A former food-company owner/executive will face sentencing on Monday, and he could find himself jailed for the rest of his life. Stewart Parnell had already been found guilty of knowingly selling peanut butter contaminated with salmonella, and is facing 28 years behind bars.
Given that Parnell’s actions lead to the deaths of at least nine people, and resulted in hundreds more becoming seriously ill, the sentence should come as no surprise. A jury already had found Mr. Parnell guilty of 71 different charges and on Monday a judge ordered him to spend 28 years behind bars.
Given than Mr. Parnell is already 61 years old, there’s a good chance that he’ll never taste freedom again. For the families of those that died, this stiff sentence largely came as good news. Numerous families pleaded for harsh sentences.
A plant manager was also sentenced to five years in jail and Mr. Parnell’s brother, Michael Parnell, was sentenced to twenty years. The brother had acted as a broker and sold salmonella-laced peanut butter to Kellogg’s.

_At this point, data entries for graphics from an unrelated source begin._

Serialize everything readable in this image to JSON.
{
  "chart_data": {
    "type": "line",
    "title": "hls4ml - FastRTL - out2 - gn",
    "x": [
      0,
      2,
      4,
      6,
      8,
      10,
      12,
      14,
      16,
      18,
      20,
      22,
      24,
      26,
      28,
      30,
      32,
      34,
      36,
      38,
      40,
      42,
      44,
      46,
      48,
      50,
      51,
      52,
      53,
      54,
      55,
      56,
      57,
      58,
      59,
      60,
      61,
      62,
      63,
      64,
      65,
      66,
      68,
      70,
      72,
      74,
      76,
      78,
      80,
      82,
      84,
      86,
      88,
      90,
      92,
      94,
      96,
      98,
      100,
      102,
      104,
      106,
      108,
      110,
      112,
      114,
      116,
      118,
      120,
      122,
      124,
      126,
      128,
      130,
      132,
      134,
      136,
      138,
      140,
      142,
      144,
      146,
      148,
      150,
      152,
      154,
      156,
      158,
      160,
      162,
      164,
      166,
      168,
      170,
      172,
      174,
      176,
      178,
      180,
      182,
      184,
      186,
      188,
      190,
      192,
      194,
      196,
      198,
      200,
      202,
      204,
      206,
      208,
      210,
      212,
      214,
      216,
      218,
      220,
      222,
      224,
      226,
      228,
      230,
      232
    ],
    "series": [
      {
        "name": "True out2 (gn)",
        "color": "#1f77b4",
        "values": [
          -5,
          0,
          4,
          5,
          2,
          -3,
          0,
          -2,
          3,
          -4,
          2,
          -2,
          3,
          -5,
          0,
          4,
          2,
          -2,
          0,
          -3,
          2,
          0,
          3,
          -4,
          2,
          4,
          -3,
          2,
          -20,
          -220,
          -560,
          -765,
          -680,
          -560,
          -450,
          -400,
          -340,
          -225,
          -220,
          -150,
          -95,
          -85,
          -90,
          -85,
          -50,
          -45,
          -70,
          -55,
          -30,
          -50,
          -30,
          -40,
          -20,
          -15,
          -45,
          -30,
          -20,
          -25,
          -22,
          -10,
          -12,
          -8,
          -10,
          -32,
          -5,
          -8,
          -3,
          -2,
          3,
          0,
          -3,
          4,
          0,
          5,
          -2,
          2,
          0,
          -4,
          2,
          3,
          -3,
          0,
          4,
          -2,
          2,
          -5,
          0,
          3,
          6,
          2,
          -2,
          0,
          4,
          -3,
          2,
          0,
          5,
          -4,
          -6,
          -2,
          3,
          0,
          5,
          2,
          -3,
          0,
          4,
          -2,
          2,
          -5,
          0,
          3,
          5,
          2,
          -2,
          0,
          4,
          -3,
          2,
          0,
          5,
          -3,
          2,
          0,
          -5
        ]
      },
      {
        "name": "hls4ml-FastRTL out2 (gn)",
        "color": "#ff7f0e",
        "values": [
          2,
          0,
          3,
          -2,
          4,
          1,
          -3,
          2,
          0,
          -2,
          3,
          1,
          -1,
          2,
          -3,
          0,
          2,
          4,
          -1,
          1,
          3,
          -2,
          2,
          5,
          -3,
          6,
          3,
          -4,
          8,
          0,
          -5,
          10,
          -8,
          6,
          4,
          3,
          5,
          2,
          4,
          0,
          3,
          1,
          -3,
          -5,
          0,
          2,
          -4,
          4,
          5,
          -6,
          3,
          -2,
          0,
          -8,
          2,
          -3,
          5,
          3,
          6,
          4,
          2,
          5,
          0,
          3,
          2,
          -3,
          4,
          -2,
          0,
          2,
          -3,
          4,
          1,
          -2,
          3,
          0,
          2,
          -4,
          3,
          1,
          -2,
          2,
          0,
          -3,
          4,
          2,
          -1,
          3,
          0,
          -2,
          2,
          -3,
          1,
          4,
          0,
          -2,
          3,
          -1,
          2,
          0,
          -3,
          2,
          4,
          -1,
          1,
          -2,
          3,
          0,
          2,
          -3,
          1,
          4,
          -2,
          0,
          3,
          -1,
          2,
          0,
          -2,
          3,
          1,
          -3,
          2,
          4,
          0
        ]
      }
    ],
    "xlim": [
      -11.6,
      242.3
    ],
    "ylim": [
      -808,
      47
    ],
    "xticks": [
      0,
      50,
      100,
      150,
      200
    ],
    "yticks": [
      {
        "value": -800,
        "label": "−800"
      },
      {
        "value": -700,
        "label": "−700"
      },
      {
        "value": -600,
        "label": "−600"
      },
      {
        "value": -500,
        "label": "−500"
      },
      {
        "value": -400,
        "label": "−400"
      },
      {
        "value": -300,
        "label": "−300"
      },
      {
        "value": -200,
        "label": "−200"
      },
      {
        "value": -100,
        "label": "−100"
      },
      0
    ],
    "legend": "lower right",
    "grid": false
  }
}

The stiff penalties come as a result of the blatant disregard for safety by those involved in the case. When Parnell found out that the peanut butter at his plant was contaminated with salmonella, he reportedly told his plant manager in 2007 to “just ship it.” Parnell’s blatant disregard for people’s’ lives was his ultimate downfall with Federal authorities deciding to pursue the case to its fullest.
In the past, Federal authorities have generally charged business owners and managers with misdemeanors. Even when lives were lost, most business managers were able to walk away with a slap on their wrists. Proving food poisoning cases in court is inherently difficult, as business leaders have generally been able to claim that it was an accident, or someone else’s fault.
Parnell, however, left a long chain of emails and other documents. This time around Federal prosecutors decided to roll the dice and see if they could make felony charges stick. And this time the gamble paid off. The potential life-sentence faced by Parnell would be the stiffest sentence ever handed to a business leader under such circumstances.
Salmonella poisoning is the most common food-borne illness in the United States, causing more than one million people per year to get sick, as well as roughly 19,000 hospitalizations and nearly four hundred deaths.
The most recent salmonella outbreak was linked to cucumbers, and so far hundreds of people have fallen ill.